[lvm-devel] [RFC][PATCH] lvm2: limit accesses to broken devices (v2)

Thu Jul 22 00:58:33 UTC 2010

Alasdair G Kergon wrote:
> On Tue, Jun 29, 2010 at 03:26:15AM -0400, Takahiro Yasui wrote:
> As I mentioned on IRC when you first posted this, my main concern is whether
> this introduces new metadata corruption modes (or makes existing ones more
> likely to cause problems in given circumstances) if the decision about whether
> or not to use a device is per-process and not global (machine and cluster-wide).
>
> Currently the code tries to maintain the list of PVs as a global list which all
> instances of LVM tools share.
> 
> What is proposed here is to start caching the failure information within a
> single process.  But for how long can we safely cache it before revalidating
> it? Can there be races between processes?

To make discussion point simple, let's consider failure information is cached
in the period VG lock is held.

There are two types of VG lock, WRITE and READ. WRITE lock is exclusive
to others and processes work sequentially. This patch won't introduce
races and corrupt metadata, so this patch is safe both for machine and
cluster-wide. 

As to a period of READ VG lock, several processes may run simultaneously
with a different device status. It is possible for the oritinal lvm command
in case that transient error occurs. For example, two processes, p1 and
p2 are running simultaneously and transient errors occured only for
read#1 and #2 issued by p1 but not for read#3 and #4 by p2. p1 thinks
a device is invalid, but p2 thinks the device is valid. If lvm command can't
handle this case, it is a bug of lvm and we need to fix it.

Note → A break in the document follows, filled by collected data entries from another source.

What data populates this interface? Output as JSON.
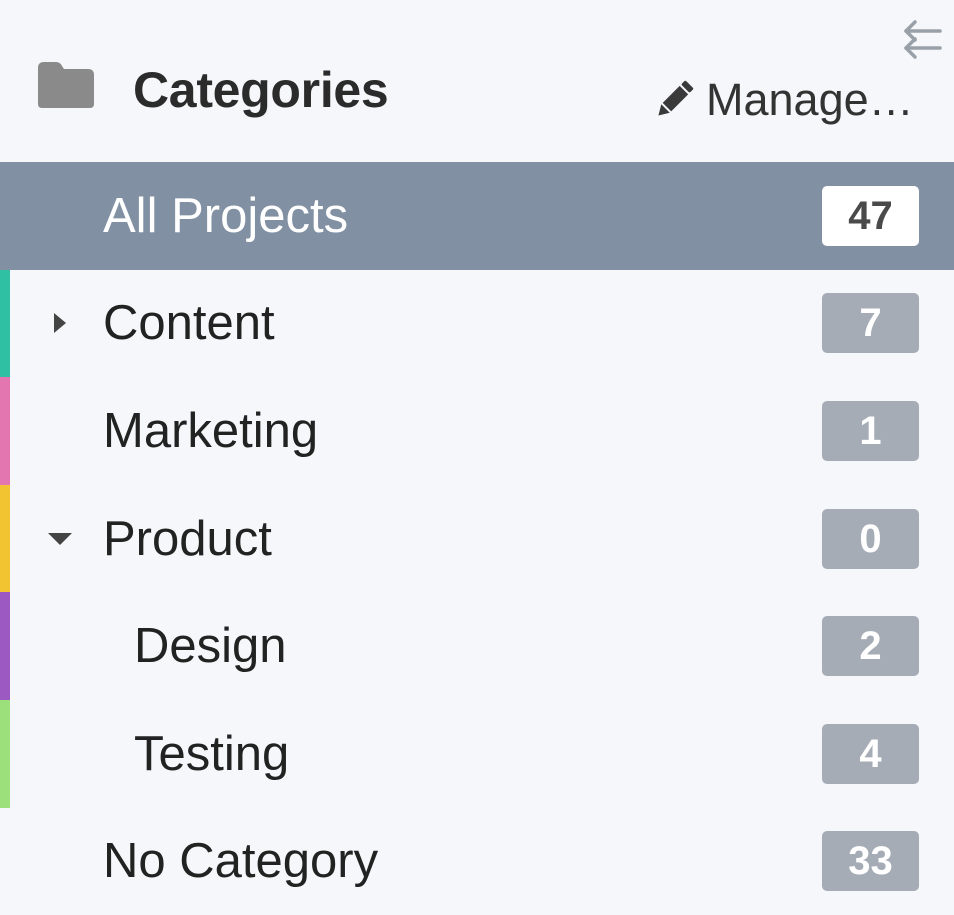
{
  "header": {
    "title": "Categories",
    "manage_label": "Manage…",
    "icons": {
      "folder": "folder-icon",
      "pencil": "pencil-icon",
      "collapse": "collapse-arrows-icon"
    }
  },
  "colors": {
    "background": "#f5f7fa",
    "selected_row": "#8290a4",
    "badge": "#a6acb6",
    "selected_badge": "#ffffff",
    "content": "#2fc0a3",
    "marketing": "#e376b0",
    "product": "#f2c431",
    "design": "#9b59c1",
    "testing": "#9be07a"
  },
  "categories": [
    {
      "label": "All Projects",
      "count": "47",
      "selected": true
    },
    {
      "label": "Content",
      "count": "7",
      "caret": "collapsed"
    },
    {
      "label": "Marketing",
      "count": "1"
    },
    {
      "label": "Product",
      "count": "0",
      "caret": "expanded"
    },
    {
      "label": "Design",
      "count": "2"
    },
    {
      "label": "Testing",
      "count": "4"
    },
    {
      "label": "No Category",
      "count": "33"
    }
  ]
}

       <--------- READ VG LOCK --------->
p1       <-->                 <-->
           read#1           read#2

             <--------- READ VG LOCK --------->
p2                   <-->                  <-->
                      read#3             read#4

I can say that my patch just extends a period of transient error to a range
of VG lock and I believe that the patch doesn't introduce any new condition.

> For example, how do we cope when bad sectors (or transient I/O failures) cause
> one LVM process to consider a device as missing while another process (using
> different sectors) still thinks it's perfectly OK?
> Shouldn't there be global decisions about this?

As for bad sectors, they cause a permanent error rather than a transient
error and every reads to the sectors will fail. (They could succeed if the
sectors recovered, but we can think the case as a transient error.) Even if
a process might conder a device as missing and another process using
different sectors might think the device is void, both processes should
work properly. The patch doesn't instoruce a new condition, either.

> Perhaps decisions to start ignoring devices should be protected by the existing
> locks: after dropping whichever lock protects the device, the state is reset and
> next time the device is needed it will get retried again.  (In other words the
> scope of the 'stop using this device because there were errors' flag is limited
> to a single transaction - and of course within that transaction the tool could have
> set the MISSING_PV flag to inform other processes to stop using the device.)

It is difficult to use the MISSING_PV flag and haven't found a good solution
yet. The main reason of accessing failed devices a lot of times is scans by
lvmcache_label_scan(). lvm command calls lvmcache_label_scan() a lot of
times and it doesn't use lvm structures such as lv, vg and pv. So I believe
that the MISSING_PV flag is useful to achieve the goal.

I haven't found a bad case with the v2 yet, but limiting the period to cache
failure information to the period of VG lock makes things simple and safer.
I believe that it could be a solution.

I appreciate your comments and other perspectives we should consider.

Thanks,
Taka